La marcha del género humano, de los hombres y de las mujeres, para conseguir el reconocimiento de sus derechos ha sido larga y tortuosa.

Nos podríamos remontar a la Carta de Derechos (Bill of Rights) inglesa de 1689, que impuso el Parlamento al príncipe Guillermo de Orange, para que pudiera suceder al rey Jaime II. El objetivo de esta Carta era recuperar y fortalecer algunas facultades parlamentarias, que habían sido abolidas o debilitadas durante los reinados absolutistas de los Stuart (tanto Carlos I como Carlos II).

Tendríamos que continuar por la Declaración de los Derechos del Hombre y del Ciudadano, aprobada por la Asamblea Constituyente francesa en 1789, el año de inicio de la Revolución. Se trata de un texto inspirado por los filósofos de la Ilustración que afirmó los valores de la propia Revolución y que tuvo un significativo impacto en el desarrollo de conceptos como la libertad individual y la democracia, especialmente en Europa.

Esta Declaración fue la base de una nación de individuos libres, protegidos por igual por la ley, y establecía el principio de la soberanía popular.

A este texto siguió otro, con el mismo título, en 1793. En este caso, el texto fue introducido en la Constitución del año I, que no fue nunca aplicada. La diferencia más importante con el texto de 1789 es la tendencia igualitaria que se expresa. Otra característica significativa de este texto es el establecimiento del derecho a la resistencia contra la opresión.

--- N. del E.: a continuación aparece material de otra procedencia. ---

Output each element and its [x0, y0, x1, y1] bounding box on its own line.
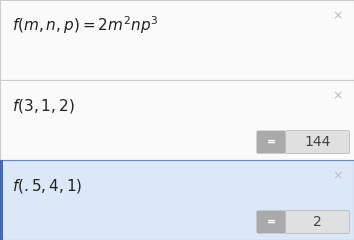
FancyBboxPatch shape [257, 131, 285, 154]
FancyBboxPatch shape [285, 131, 349, 154]
Text: $\it{f}(.5,4,1)$: $\it{f}(.5,4,1)$ [12, 177, 82, 195]
Text: 2: 2 [313, 215, 322, 229]
Text: ×: × [333, 89, 343, 102]
Text: 144: 144 [304, 135, 331, 149]
Text: =: = [266, 137, 276, 147]
Text: ×: × [333, 9, 343, 22]
Bar [0, 160, 3, 240]
Text: $\it{f}(3,1,2)$: $\it{f}(3,1,2)$ [12, 96, 75, 114]
Text: =: = [266, 217, 276, 227]
Bar [0, 0, 354, 80]
Bar [0, 160, 354, 240]
Text: ×: × [333, 169, 343, 182]
FancyBboxPatch shape [257, 210, 285, 234]
Bar [0, 80, 354, 160]
FancyBboxPatch shape [285, 210, 349, 234]
Text: $\it{f}(m,n,p) = 2m^2np^3$: $\it{f}(m,n,p) = 2m^2np^3$ [12, 15, 158, 36]
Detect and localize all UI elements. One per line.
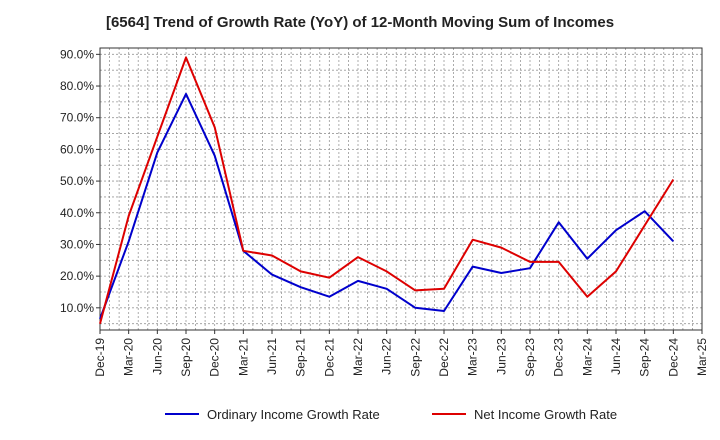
x-tick-label: Sep-22 bbox=[408, 338, 422, 377]
x-tick-label: Jun-24 bbox=[609, 338, 623, 375]
x-tick-label: Jun-23 bbox=[494, 338, 508, 375]
x-tick-label: Dec-20 bbox=[208, 338, 222, 377]
x-tick-label: Dec-24 bbox=[666, 338, 680, 377]
series-line-1 bbox=[99, 92, 675, 320]
x-tick-label: Mar-25 bbox=[695, 338, 709, 376]
plot-frame bbox=[99, 47, 703, 331]
x-tick-label: Dec-19 bbox=[93, 338, 107, 377]
x-tick-label: Sep-23 bbox=[523, 338, 537, 377]
y-tick-label: 20.0% bbox=[60, 269, 94, 283]
y-tick-label: 90.0% bbox=[60, 47, 94, 61]
y-tick-label: 40.0% bbox=[60, 206, 94, 220]
y-tick-label: 60.0% bbox=[60, 142, 94, 156]
x-tick-label: Sep-24 bbox=[638, 338, 652, 377]
x-tick-label: Mar-24 bbox=[580, 338, 594, 376]
y-tick-label: 30.0% bbox=[60, 237, 94, 251]
x-tick-label: Jun-22 bbox=[380, 338, 394, 375]
x-tick-label: Mar-21 bbox=[236, 338, 250, 376]
x-tick-label: Mar-23 bbox=[466, 338, 480, 376]
x-tick-label: Mar-22 bbox=[351, 338, 365, 376]
x-tick-label: Sep-21 bbox=[294, 338, 308, 377]
y-tick-label: 50.0% bbox=[60, 174, 94, 188]
legend-label-1: Ordinary Income Growth Rate bbox=[207, 407, 380, 422]
x-tick-label: Jun-20 bbox=[150, 338, 164, 375]
chart-title: [6564] Trend of Growth Rate (YoY) of 12-… bbox=[105, 14, 615, 31]
x-tick-label: Sep-20 bbox=[179, 338, 193, 377]
y-tick-label: 80.0% bbox=[60, 79, 94, 93]
x-tick-label: Jun-21 bbox=[265, 338, 279, 375]
plot-area bbox=[100, 48, 702, 330]
x-tick-label: Dec-22 bbox=[437, 338, 451, 377]
x-tick-label: Dec-21 bbox=[322, 338, 336, 377]
series-line-2 bbox=[99, 56, 675, 324]
y-tick-label: 70.0% bbox=[60, 111, 94, 125]
legend-label-2: Net Income Growth Rate bbox=[474, 407, 617, 422]
x-tick-label: Dec-23 bbox=[552, 338, 566, 377]
y-tick-label: 10.0% bbox=[60, 301, 94, 315]
x-tick-label: Mar-20 bbox=[122, 338, 136, 376]
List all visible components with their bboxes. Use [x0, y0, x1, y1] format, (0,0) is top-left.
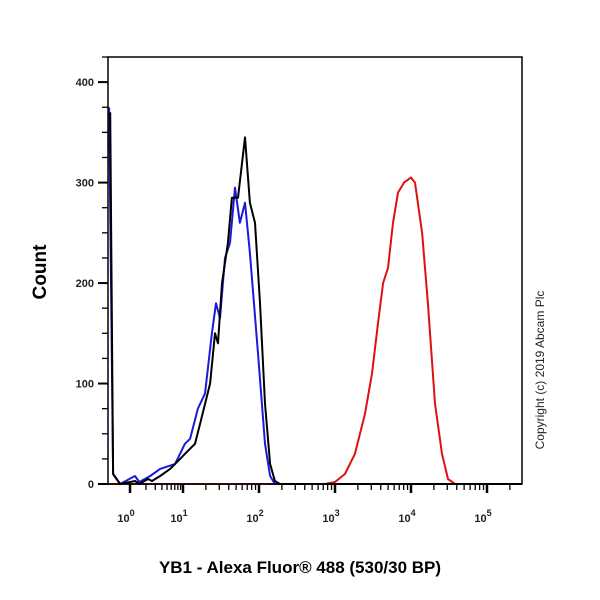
tick-exponent: 5 [487, 508, 492, 518]
y-axis-label: Count [30, 244, 51, 300]
tick-base: 10 [117, 513, 129, 525]
tick-exponent: 0 [130, 508, 135, 518]
copyright-annotation: Copyright (c) 2019 Abcam Plc [533, 291, 547, 450]
x-tick-label: 101 [170, 508, 187, 525]
tick-base: 10 [398, 513, 410, 525]
x-tick-label: 102 [246, 508, 263, 525]
tick-exponent: 2 [259, 508, 264, 518]
x-tick-label: 103 [322, 508, 339, 525]
x-tick-label: 104 [398, 508, 415, 525]
x-axis-label: YB1 - Alexa Fluor® 488 (530/30 BP) [159, 558, 441, 577]
tick-exponent: 3 [335, 508, 340, 518]
tick-exponent: 4 [411, 508, 416, 518]
plot-frame [107, 56, 523, 485]
tick-base: 10 [474, 513, 486, 525]
y-tick-label: 0 [88, 479, 94, 491]
tick-base: 10 [170, 513, 182, 525]
x-tick-label: 100 [117, 508, 134, 525]
series-layer [108, 107, 522, 485]
y-tick-label: 200 [76, 278, 94, 290]
y-tick-label: 100 [76, 379, 94, 391]
y-tick-label: 300 [76, 178, 94, 190]
tick-exponent: 1 [183, 508, 188, 518]
series-line-2 [108, 176, 522, 485]
x-tick-label: 105 [474, 508, 491, 525]
y-tick-label: 400 [76, 77, 94, 89]
series-line-0 [109, 112, 522, 485]
series-line-1 [108, 107, 522, 485]
tick-base: 10 [246, 513, 258, 525]
tick-base: 10 [322, 513, 334, 525]
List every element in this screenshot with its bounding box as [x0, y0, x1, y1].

Y el último de los textos fundamentales ligados a la Revolución Francesa es la Declaración de los Derechos y los Deberes del Hombre y del Ciudadano de 1795, que sirvió de preámbulo a la Constitución del 5 fructidor del año III, o sea, del 22 de agosto de 1795.

Haría falta que recordáramos que también tenemos deberes, hacia nosotros mismos y respecto del bien común

¿Por qué los constituyentes mencionaron por primera vez los deberes de los ciudadanos en un texto constitucional? Porque estaban preocupados por mantener el orden, y por eso instauraron una serie de deberes que no dejaban de ser generalidades sin un gran alcance ni jurídico ni filosófico, sino que más bien reafirmaban los deberes de los legisladores. En este sentido, es interesante señalar que la Declaración de 1795 ya evocaba la separación de poderes y la noción de reserva militar para la defensa de la patria.

El gran salto, sin embargo, a escala planetaria, se produjo el 10 de diciembre de 1948, cuando la Asamblea General de las Naciones Unidas aprobó y proclamó la Declaración Universal de los Derechos Humanos. Una Declaración que menciona los derechos humanos que se consideran básicos y que se tienen que aplicar, sin excepción, a todos los seres humanos. Estos derechos son tanto de carácter civil, como político, social, económico y cultural.

Con el transcurso del tiempo, esta Declaración ha sido objeto de dos tipos principales de crítica. La primera es que, como no es obligatorio su cumplimiento, a veces solo es un catálogo de buenas intenciones. Y la segunda es que algunos estados postcoloniales la acusan de etnocentrismo y, en concreto, de eurocentrismo. Sea como sea, es el documento actualmente vigente sobre los derechos humanos de carácter universal.

Pero me gustaría volver al tema de los deberes que ya evocó la Declaración de 1795, a pesar de ser consciente de que todavía queda un largo camino para llegar al respeto de los derechos humanos definidos en la Declaración de 1948.

En el contexto pendular que caracteriza en buena medida la marcha de la sociedad catalana, hemos pasado de la condición de súbditos a la de usuarios, sin estaciones intermedias y con unos cambios bruscos de orientación.

Un súbdito es aquel individuo que tiene todos los deberes y ningún derecho, mientras que un usuario es aquel individuo que tiene todos los derechos y ningún deber. No cogidas ninguna de estas situaciones completamente, sino en grados diversos de aproximación.

La estación intermedia sería la condición de ciudadano. Aquel ser humano que se sabe protagonista de derechos y deberes, y que se instala en medio del equilibrio inestable entre estos conceptos.

Desgraciadamente, los catalanes hemos estado poco instalados o nos hemos saltado directamente esta estación intermedia, y eso nos debilita como personas y como colectividad. De todos modos, y ante unos individuos y unos colectivos que reclaman y exhiben continuamente el respeto de sus derechos (que querrían ilimitados e inmediatos), haría falta que recordáramos que también tenemos deberes, hacia nosotros mismos y respecto del bien común. Este equilibrio nos haría avanzar hacia una sociedad más equilibrada, más justa, más madura y, a la larga, más libre.

Recordemos, pues, acordémonos de que las personas tenemos deberes, los deberes respecto de la colectividad de la cual formamos parte, y a la cual tenemos que destinar nuestras fuerzas para el progreso común, en todos los ámbitos de la vida en sociedad.